Erasmus savait qu’il devait agir le plus discrètement possible. Il était hors de question d’emprunter le même chemin que la jeune fille, au risque d’être repéré par les villageois et d’être accusé d’apporter de mauvais augures. Après tout, il n’était qu’un étranger qui intervenait dans une affaire qui ne le concernait en rien.

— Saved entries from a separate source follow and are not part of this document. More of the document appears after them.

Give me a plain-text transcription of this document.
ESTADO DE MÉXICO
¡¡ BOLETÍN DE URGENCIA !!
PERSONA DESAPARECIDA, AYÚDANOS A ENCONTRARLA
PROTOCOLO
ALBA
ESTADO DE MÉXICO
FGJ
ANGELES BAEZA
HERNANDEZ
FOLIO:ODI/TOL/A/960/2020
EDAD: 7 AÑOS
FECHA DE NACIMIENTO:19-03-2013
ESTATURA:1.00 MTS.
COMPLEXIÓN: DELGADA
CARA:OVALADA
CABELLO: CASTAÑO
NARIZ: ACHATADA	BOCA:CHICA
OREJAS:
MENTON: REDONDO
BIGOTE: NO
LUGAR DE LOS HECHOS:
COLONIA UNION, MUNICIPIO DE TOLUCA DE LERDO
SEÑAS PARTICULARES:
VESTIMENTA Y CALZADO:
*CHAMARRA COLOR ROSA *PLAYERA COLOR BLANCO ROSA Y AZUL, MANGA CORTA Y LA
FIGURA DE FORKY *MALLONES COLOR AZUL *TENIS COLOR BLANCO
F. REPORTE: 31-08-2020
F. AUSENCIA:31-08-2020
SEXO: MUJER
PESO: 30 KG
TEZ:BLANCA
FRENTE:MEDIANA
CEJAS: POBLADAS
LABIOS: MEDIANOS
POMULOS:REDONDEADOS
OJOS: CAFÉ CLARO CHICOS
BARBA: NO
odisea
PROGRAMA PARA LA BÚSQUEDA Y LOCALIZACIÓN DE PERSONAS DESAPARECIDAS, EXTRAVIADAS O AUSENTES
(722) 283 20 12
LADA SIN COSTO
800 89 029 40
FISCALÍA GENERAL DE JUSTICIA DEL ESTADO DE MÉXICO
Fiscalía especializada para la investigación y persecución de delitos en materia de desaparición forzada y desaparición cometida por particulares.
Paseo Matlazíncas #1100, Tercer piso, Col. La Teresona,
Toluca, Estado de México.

Il ne put s’empêcher de sourire, un peu amèrement : il avait été un temps où ce genre de cérémonie revêtait une importance réelle, scellant le lien entre les humains et le monde des esprits. Contrairement à ce que l’on pensait souvent, ce n’était pas le Christianisme qui avait fait finalement reculer ces coutumes ; la plupart des campagnes n’avaient aucune difficulté à entremêler leurs croyances, les anciennes et celles qui s’y étaient ajoutées au fil du temps ; les noms avaient changé, mais bien souvent, la ferveur ressentie et son objet étaient restés les mêmes, sous une autre défroque.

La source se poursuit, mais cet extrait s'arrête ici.